Sunday - I was going to head out with a group ride from Kintore but the thermometer still said -3 degrees when I had to leave to meet them so I decided to skip that and wait till later in the day. I went out instead on my own for a 21 mile ride once the needle hit zero.

Nice and easy recovery ride just to finish off my miles for the week. New chain took a while to bed in, but seemed ok after about 10 minutes and has now settled to the point that I can't find the joint pin. Most of the route was through Aberdeen so was almost a technical bike-handling session avoiding the potholes and the discourteous drivers. Definitely some work to do here. I am much more cautious than I was pre-crash and it is costing me a lot of time in and out of corners.

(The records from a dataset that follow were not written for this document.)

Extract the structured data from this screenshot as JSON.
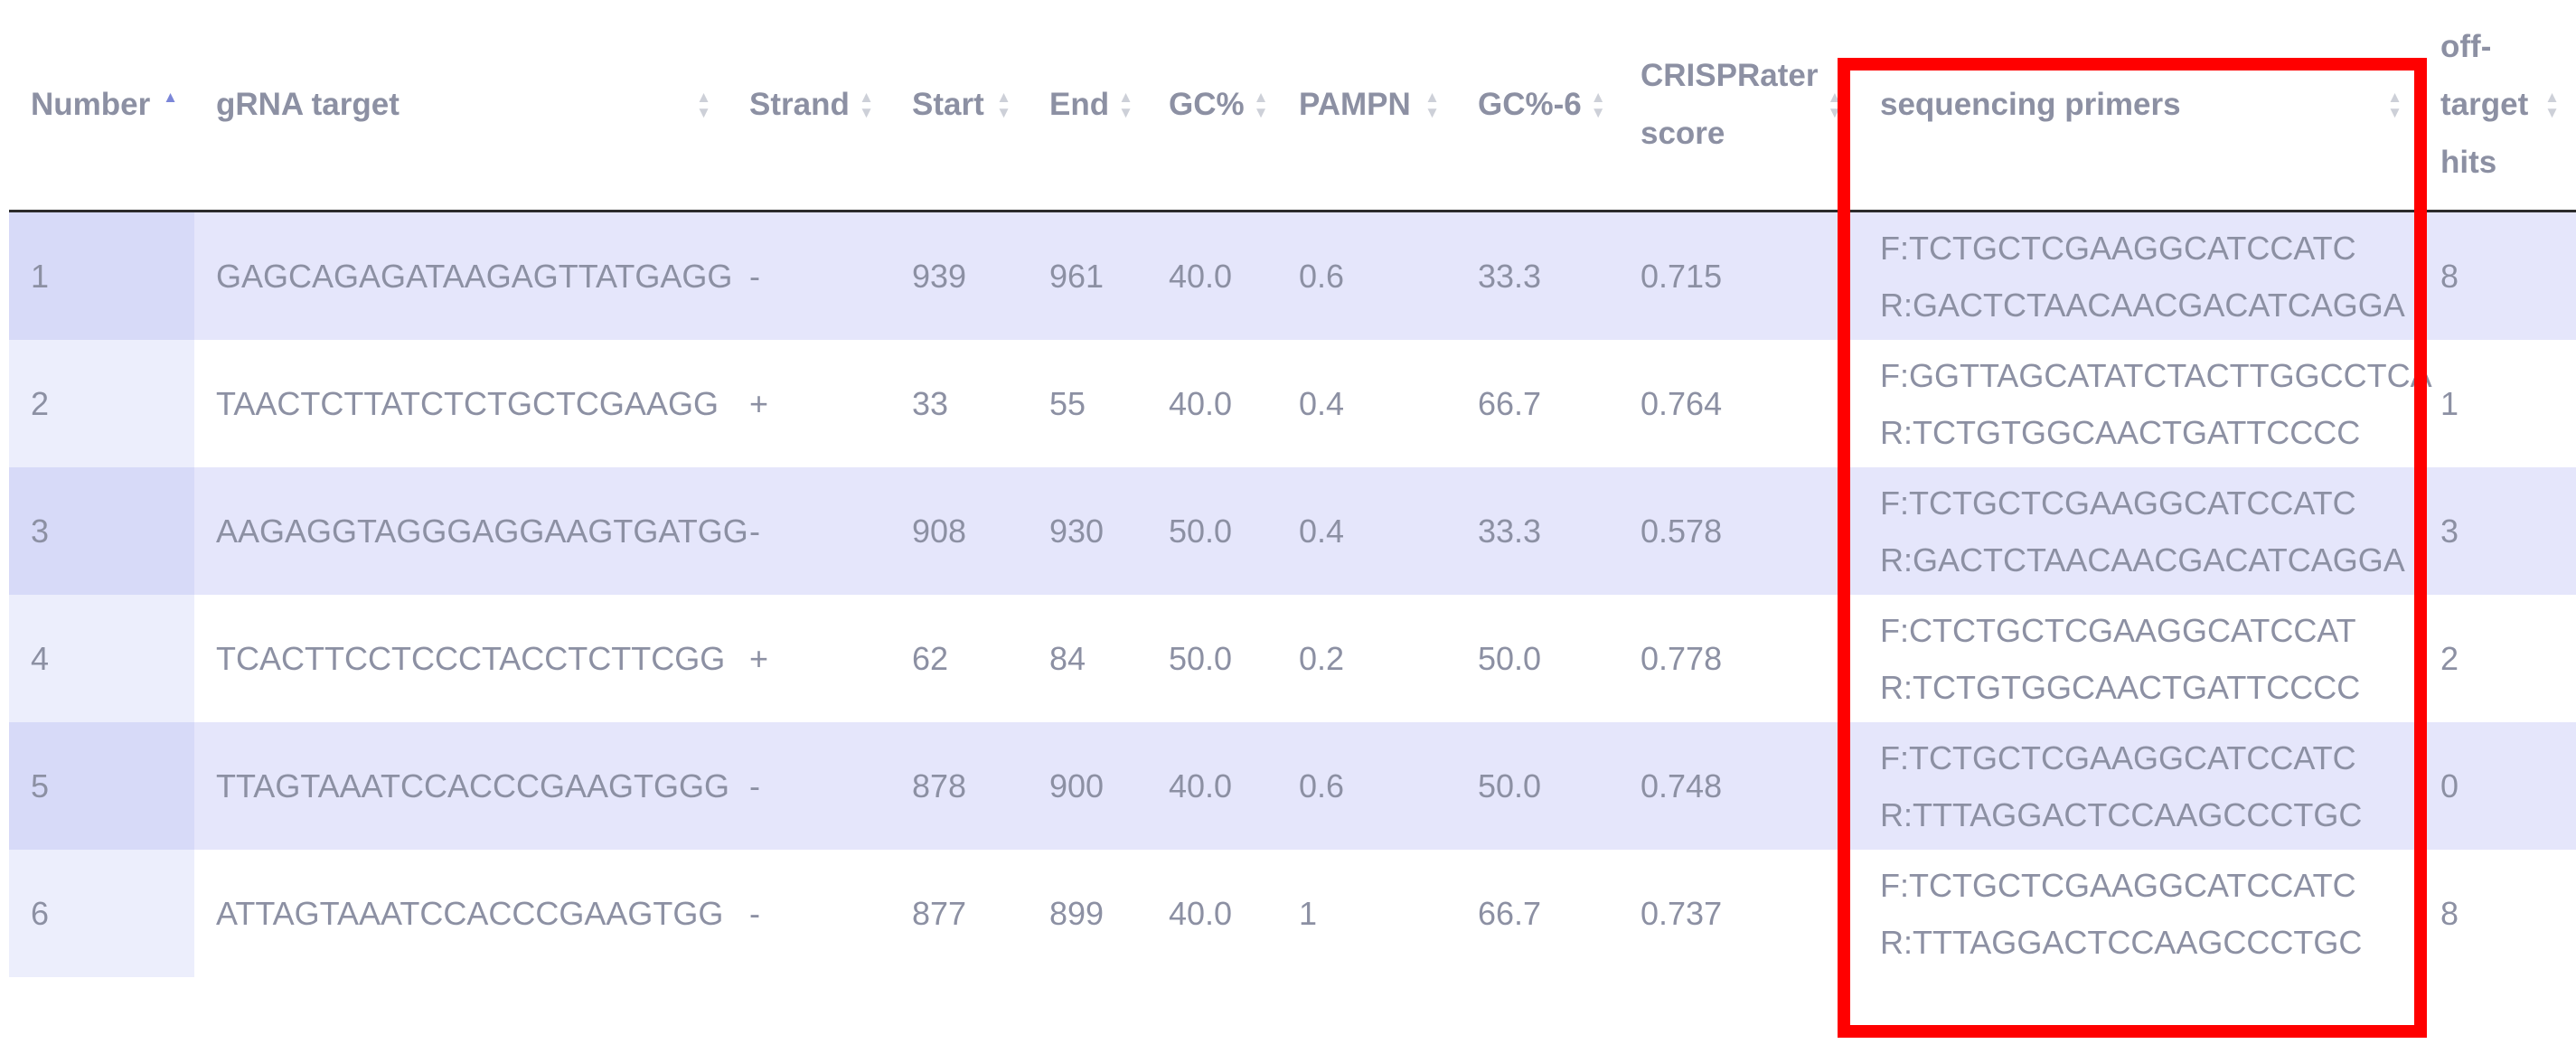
{
  "table": {
    "columns": [
      {
        "key": "number",
        "label": "Number",
        "sort": "asc"
      },
      {
        "key": "gRNA",
        "label": "gRNA target",
        "sort": "none"
      },
      {
        "key": "strand",
        "label": "Strand",
        "sort": "none"
      },
      {
        "key": "start",
        "label": "Start",
        "sort": "none"
      },
      {
        "key": "end",
        "label": "End",
        "sort": "none"
      },
      {
        "key": "gc",
        "label": "GC%",
        "sort": "none"
      },
      {
        "key": "pampn",
        "label": "PAMPN",
        "sort": "none"
      },
      {
        "key": "gc6",
        "label": "GC%-6",
        "sort": "none"
      },
      {
        "key": "crisprater",
        "label_lines": [
          "CRISPRater",
          "score"
        ],
        "sort": "none"
      },
      {
        "key": "primers",
        "label": "sequencing primers",
        "sort": "none"
      },
      {
        "key": "offtarget",
        "label_lines": [
          "off-",
          "target",
          "hits"
        ],
        "sort": "none"
      }
    ],
    "rows": [
      {
        "number": "1",
        "gRNA": "GAGCAGAGATAAGAGTTATGAGG",
        "strand": "-",
        "start": "939",
        "end": "961",
        "gc": "40.0",
        "pampn": "0.6",
        "gc6": "33.3",
        "crisprater": "0.715",
        "primer_f": "F:TCTGCTCGAAGGCATCCATC",
        "primer_r": "R:GACTCTAACAACGACATCAGGA",
        "offtarget": "8"
      },
      {
        "number": "2",
        "gRNA": "TAACTCTTATCTCTGCTCGAAGG",
        "strand": "+",
        "start": "33",
        "end": "55",
        "gc": "40.0",
        "pampn": "0.4",
        "gc6": "66.7",
        "crisprater": "0.764",
        "primer_f": "F:GGTTAGCATATCTACTTGGCCTCA",
        "primer_r": "R:TCTGTGGCAACTGATTCCCC",
        "offtarget": "1"
      },
      {
        "number": "3",
        "gRNA": "AAGAGGTAGGGAGGAAGTGATGG",
        "strand": "-",
        "start": "908",
        "end": "930",
        "gc": "50.0",
        "pampn": "0.4",
        "gc6": "33.3",
        "crisprater": "0.578",
        "primer_f": "F:TCTGCTCGAAGGCATCCATC",
        "primer_r": "R:GACTCTAACAACGACATCAGGA",
        "offtarget": "3"
      },
      {
        "number": "4",
        "gRNA": "TCACTTCCTCCCTACCTCTTCGG",
        "strand": "+",
        "start": "62",
        "end": "84",
        "gc": "50.0",
        "pampn": "0.2",
        "gc6": "50.0",
        "crisprater": "0.778",
        "primer_f": "F:CTCTGCTCGAAGGCATCCAT",
        "primer_r": "R:TCTGTGGCAACTGATTCCCC",
        "offtarget": "2"
      },
      {
        "number": "5",
        "gRNA": "TTAGTAAATCCACCCGAAGTGGG",
        "strand": "-",
        "start": "878",
        "end": "900",
        "gc": "40.0",
        "pampn": "0.6",
        "gc6": "50.0",
        "crisprater": "0.748",
        "primer_f": "F:TCTGCTCGAAGGCATCCATC",
        "primer_r": "R:TTTAGGACTCCAAGCCCTGC",
        "offtarget": "0"
      },
      {
        "number": "6",
        "gRNA": "ATTAGTAAATCCACCCGAAGTGG",
        "strand": "-",
        "start": "877",
        "end": "899",
        "gc": "40.0",
        "pampn": "1",
        "gc6": "66.7",
        "crisprater": "0.737",
        "primer_f": "F:TCTGCTCGAAGGCATCCATC",
        "primer_r": "R:TTTAGGACTCCAAGCCCTGC",
        "offtarget": "8"
      }
    ]
  },
  "colors": {
    "row_odd": "#e5e6fb",
    "row_odd_number": "#d7daf8",
    "row_even": "#ffffff",
    "row_even_number": "#eceefc",
    "text": "#8c90a3",
    "sort_active": "#7b86d8",
    "sort_inactive": "#cdd0d8",
    "highlight": "#ff0000"
  },
  "icons": {
    "sort": "sort-arrows-icon",
    "sort_active": "sort-ascending-icon"
  }
}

Completely forgot I was meant to run off the end of it though.



So targets for last week (Week 13) were:

Swim >1.5 miles Bike >40 miles. Run >15 miles. A core or stretching session. 

Actuals were:
Monday - Swim with TPT, 2,075m in 55mins. And a core session.


Tuesday - Dyce loop. 5k in 24mins. And another core session.


Wednesday - Gym Brick; Exercise bike 19.1 miles in an hour, treadmill 2 miles in 18mins. Swim 1,000m in 22mins. And yet another core session.

Thursday - Rest Day

Friday - Rest Day

Saturday - Dyce Figure 8 run. 8.7 miles, 1 hour 18.

Sunday - Random 21 ride. 21miles 1hr 28. 


Result - 
Swim 1.9 miles ( 3,075 m). Bike 40.1miles. Run 13.8 miles. 3 core and 1 stretching / rollering session.